In December of 2008, TVA (Tennessee Valley Authority) a power utility company in the Tennassee area, had a coal ash spill that flooded 300 acres in Kingston, Tenn with coal ash sludge. Houses were even submerged. It wasn't a spill. It was a catastrophic failure. In response, the EPA surveyed all coal ash impoundments (or containers) in the U.S. and on June 29, 2009 released a list of 44 impoundments identified as "high hazard potential," meaning that if they were to fail (break, malfuction,misoperation, etc.) they could result in the loss of human life. Other designations are low hazard potential, which means malfunction would likely result in no loss of human life and just damage to the owner's property, or significant hazard potential, which means failure or malfunction would not result in loss of human life but could cause economic loss or disrupt human lifelines.

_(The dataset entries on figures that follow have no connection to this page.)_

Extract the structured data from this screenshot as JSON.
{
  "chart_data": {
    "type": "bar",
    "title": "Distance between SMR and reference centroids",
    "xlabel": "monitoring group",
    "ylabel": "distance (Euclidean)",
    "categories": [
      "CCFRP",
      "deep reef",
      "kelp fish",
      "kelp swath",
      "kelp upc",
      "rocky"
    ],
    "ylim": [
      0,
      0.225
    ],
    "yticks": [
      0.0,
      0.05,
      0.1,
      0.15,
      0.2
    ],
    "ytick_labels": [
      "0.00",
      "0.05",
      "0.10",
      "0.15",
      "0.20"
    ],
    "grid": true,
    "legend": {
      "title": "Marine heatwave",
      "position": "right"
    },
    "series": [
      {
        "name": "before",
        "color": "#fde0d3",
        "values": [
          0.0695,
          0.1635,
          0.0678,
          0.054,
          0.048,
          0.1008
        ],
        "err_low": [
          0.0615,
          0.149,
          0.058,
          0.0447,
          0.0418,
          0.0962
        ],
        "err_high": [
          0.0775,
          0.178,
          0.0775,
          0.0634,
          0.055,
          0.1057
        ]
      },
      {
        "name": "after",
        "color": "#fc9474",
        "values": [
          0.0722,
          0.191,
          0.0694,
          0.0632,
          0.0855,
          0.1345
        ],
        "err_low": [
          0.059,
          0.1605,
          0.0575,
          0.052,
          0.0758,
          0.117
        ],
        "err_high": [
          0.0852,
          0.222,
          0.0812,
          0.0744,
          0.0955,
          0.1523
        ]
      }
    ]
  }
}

According to a letter from Senator Pat Roberts (Kansas- a coal state), 13.7 million tons of coal ash per year is beneficially reused. I need to find out out of how much coal ash is produced. Twenty states signed a letter to EPA Administrator Lisa Jackson on June 26, 2009 noting that regulating coal ash as a hazardous waste would result in "regulatory overkill." My take on the regulatory overkill is that ash, which EPA used to characterize as nonhazardous because states had the facilities to properly contain the waste, would now be regulated. There is not enough landfill space, according to Senator Pat Roberts' letter to the EPA, to contain all the ash if all of it were considered hazardous. If classified as hazardous, ash can no longer be recycled, and EPA needs to find storage space for the ash which had been previously recycled.

The environmental conflict in this case is that EPA wants to ensure the protection of all its ash landfills so that no TVA spill is repeated. In the process of doing so, it could dismember the coal ash recycling program which would not be environmentally friendly.